Lo mismo advertirá el papa Benedicto XVI:

“Al subrayar la importancia del ars celebrandi, se pone de relieve el valor de las normas litúrgicas… Favorece la celebración eucarística que los sacerdotes y los responsables de la pastoral litúrgica se esfuercen en dar a conocer los libros litúrgicos vigentes y las respectivas normas, resaltando las grandes riquezas de la Ordenación General del Misal Romano y de la Ordenación de las Lecturas de la Misa. En las comunidades eclesiales se da quizás por descontado que se conocen y aprecian, pero a menudo no es así” (Benedicto XVI, Sacramentum caritatis, 40).

Humildad verdadera es, así pues, ser fiel al rito litúrgico, a sus normas, con sentido de obediencia a la Iglesia y bien del pueblo santo de Dios.

Humildad verdadera es respetar los lugares litúrgicos (altar, sede y ambón), empleándolos correctamente, sin hacerlo todo desde el altar (ignorando la sede para los ritos iniciales y la homilía), respetando el presbiterio para el desempeño de los ministros (diáconos y acólitos), no para niños, fieles, etc., como si fuera un escenario de una función escolar.

Humildad verdadera es revestirse como la Iglesia marca en sus libros litúrgicos, y por tanto, usando siempre la casulla sin excepción para celebrar la santa Misa.

Humildad es recitar las oraciones de la Misa, el prefacio y la plegaria eucarística siguiendo el texto que la Iglesia ha aprobado en el Misal, sin modificarlo, sin alterarlo, sin inventárselo o empleando textos alternativos que carecen de la aprobación eclesial. Son las oraciones de la Iglesia, la oración de toda la Iglesia. Humildad es recibir el Misal y pronunciar sus oraciones y textos litúrgicos con respeto y devoción. “Úsense únicamente las Plegarias Eucarísticas incluidas en el Misal Romano… Es un gravísimo abuso modificar las Plegarias Eucarísticas aprobadas por la Iglesia o adoptar otras compuestas privadamente” (Inst. Inestimabile Donum, 5).

Otros textos, especialmente las moniciones sacerdotales, sí puede el sacerdote adaptarlas o variarlas levemente, con sensatez y prudencia, con brevedad. Dice el Misal:

“También corresponde al sacerdote que ejerce el ministerio de presidente de la asamblea congregada, hacer algunas moniciones previstas en el mismo rito.

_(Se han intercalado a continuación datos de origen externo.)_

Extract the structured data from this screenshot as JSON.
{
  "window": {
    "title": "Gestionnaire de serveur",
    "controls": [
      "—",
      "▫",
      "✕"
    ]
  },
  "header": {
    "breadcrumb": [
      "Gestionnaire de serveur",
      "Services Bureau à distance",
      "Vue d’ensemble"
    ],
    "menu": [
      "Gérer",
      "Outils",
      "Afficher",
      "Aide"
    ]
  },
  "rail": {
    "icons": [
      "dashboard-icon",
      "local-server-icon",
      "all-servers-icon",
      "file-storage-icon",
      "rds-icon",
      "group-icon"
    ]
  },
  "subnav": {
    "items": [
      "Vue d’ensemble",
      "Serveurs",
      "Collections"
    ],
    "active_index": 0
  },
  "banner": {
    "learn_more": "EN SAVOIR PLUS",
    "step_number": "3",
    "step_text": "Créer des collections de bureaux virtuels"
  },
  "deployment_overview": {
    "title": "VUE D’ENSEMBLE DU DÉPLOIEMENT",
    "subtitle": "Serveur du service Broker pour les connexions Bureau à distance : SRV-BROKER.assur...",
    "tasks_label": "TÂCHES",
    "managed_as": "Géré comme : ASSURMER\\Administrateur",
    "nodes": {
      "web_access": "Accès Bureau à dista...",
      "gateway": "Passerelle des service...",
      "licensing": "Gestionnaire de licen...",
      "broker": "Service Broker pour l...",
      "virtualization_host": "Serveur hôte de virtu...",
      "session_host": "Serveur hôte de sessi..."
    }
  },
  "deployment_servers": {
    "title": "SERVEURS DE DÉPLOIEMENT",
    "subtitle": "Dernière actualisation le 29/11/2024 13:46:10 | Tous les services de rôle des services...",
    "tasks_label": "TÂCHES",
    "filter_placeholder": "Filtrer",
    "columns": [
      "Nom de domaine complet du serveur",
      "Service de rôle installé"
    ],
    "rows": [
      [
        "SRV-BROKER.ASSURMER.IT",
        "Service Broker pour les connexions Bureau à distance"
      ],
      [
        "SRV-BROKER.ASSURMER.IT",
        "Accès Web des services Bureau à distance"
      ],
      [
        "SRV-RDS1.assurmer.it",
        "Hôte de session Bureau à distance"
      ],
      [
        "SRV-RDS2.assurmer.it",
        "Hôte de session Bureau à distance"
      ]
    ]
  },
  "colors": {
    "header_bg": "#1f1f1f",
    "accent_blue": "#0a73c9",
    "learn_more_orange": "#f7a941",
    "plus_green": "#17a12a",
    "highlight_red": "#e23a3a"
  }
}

Donde las rúbricas lo determinan, está permitido al celebrante adaptarlas hasta cierto grado para que respondan a la capacidad de los participantes; procure, sin embargo, el sacerdote conservar siempre el sentido de las moniciones que se proponen en el Misal y expresarlo en pocas palabras” (IGMR 31).

En más de una ocasión, alguna monición del Misal o de algún Ritual sugiere que “pueden decirse con estas o parecidas palabras”, en cuyo caso se pueden modificar, pero sin alargarse en exceso, sino con la misma extensión de las moniciones que figuran en los libros litúrgicos.

¡Humildad!, virtud y estilo espiritual para servir la liturgia tanto sacerdote como los demás ministros (lectores, acólitos, monitor, etc.), evitando el protagonismo y el deseo de destacar.

¡Humildad!, para vivir y realizar la liturgia con obediencia a las rúbricas y normas que la Iglesia marca, sin alterarla ni inventarla.

¡Humildad!, para orar los textos litúrgicos con sentido y unción tal y como están en el Misal, sin cambiarlos ni improvisarlos.